Galaaz, após ser preenchido pelas maravilhas do Graal e depois de conhecer o que 
estava tão distante de uma vida humana, seu espírito só deseja encontrar-se com Deus. 
Ele é, então, levado por anjos ao céu, o que evidencia a santa vida que tinha construído 
até ali. 
O caminho de Galaaz foi percorrido com muita fé, esperança na piedade divina, 
comunhão espiritual. Toda a sua trajetória foi direcionada para um conhecimento de si 
mesmo que passava fundamentalmente por um caminho espiritual. 

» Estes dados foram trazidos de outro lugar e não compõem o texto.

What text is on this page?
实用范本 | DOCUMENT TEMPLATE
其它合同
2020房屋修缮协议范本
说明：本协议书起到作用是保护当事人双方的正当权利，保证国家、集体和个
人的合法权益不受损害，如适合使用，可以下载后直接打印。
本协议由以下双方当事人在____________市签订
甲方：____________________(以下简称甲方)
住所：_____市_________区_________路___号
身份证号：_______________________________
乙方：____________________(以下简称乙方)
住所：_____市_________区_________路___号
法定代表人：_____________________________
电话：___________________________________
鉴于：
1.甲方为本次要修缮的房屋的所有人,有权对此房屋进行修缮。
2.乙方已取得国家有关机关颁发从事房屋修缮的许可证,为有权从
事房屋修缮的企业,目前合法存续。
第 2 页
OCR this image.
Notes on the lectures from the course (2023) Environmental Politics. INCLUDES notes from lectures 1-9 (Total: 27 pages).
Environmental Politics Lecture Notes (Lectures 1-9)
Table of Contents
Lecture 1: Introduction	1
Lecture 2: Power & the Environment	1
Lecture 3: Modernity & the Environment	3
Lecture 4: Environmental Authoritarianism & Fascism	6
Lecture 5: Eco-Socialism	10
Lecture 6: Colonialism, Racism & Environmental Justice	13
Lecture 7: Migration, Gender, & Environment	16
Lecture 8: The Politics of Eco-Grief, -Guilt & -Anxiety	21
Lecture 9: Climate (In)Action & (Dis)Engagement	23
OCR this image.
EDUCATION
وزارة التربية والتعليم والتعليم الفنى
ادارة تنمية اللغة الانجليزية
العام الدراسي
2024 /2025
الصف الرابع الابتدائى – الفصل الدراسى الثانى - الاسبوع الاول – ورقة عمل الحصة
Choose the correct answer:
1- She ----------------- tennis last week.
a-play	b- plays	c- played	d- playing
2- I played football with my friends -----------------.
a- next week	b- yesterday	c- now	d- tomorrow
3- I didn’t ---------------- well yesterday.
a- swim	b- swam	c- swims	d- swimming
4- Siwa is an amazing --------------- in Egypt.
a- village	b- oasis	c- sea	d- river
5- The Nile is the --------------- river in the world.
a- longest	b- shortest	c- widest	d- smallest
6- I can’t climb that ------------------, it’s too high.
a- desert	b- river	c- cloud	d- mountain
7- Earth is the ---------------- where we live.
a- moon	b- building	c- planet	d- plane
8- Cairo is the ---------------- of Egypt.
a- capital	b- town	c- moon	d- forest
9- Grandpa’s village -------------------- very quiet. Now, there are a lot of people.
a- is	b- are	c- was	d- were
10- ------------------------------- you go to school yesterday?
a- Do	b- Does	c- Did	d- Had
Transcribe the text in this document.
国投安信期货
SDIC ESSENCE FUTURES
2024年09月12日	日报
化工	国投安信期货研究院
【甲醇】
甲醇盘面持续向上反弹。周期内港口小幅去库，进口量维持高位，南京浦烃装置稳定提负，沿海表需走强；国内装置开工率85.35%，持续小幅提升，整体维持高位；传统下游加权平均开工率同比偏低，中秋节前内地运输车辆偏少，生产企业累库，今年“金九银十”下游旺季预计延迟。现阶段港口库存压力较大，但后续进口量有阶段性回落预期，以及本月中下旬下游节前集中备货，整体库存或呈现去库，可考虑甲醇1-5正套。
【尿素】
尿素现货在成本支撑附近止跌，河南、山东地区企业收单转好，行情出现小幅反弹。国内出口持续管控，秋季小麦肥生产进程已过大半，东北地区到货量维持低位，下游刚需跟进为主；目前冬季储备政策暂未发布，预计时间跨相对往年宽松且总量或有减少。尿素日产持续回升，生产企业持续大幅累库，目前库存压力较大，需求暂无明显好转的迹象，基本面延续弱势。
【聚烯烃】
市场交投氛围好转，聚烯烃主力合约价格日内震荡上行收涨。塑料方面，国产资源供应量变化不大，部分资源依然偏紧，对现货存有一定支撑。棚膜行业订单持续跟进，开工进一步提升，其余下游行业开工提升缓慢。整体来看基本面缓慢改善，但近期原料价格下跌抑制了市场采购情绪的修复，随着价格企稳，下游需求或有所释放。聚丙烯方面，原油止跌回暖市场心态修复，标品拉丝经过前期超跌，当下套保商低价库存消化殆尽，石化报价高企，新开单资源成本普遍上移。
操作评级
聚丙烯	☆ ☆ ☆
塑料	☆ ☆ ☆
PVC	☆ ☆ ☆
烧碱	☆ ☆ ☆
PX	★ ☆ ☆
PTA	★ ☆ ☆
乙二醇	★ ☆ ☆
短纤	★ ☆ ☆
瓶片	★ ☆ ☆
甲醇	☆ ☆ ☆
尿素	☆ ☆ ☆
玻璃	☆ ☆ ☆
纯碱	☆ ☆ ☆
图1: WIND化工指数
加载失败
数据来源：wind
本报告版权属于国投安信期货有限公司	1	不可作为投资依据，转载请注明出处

Porque era bom, virgem, misericordioso, humilde, temente a Deus, Galaaz é o 
melhor exemplo de um modelo perfeito de cavaleiro cristão. Constitui-se, portanto, 
como um ótimo modelo do programa civilizador da Igreja para o cavaleiro buscando 
aproximá-lo cada vez mais dos valores cristãos. Ele representaria, assim, um exemplo 
modelar para a sociedade. 
Podemos perceber que o exemplo de Galaaz está em perfeita consonância com o 
modelo de cavaleiro elaborado por Ramon Llull. Esse filósofo que procura ensinar aos 
cavaleiros, através de um manual de comportamento, como se tornarem “bons 
 
 
cavaleiros”, constrói um ideal de cavalaria que serviria de exemplo para todo o grupo 
guerreiro, assim como para a sociedade.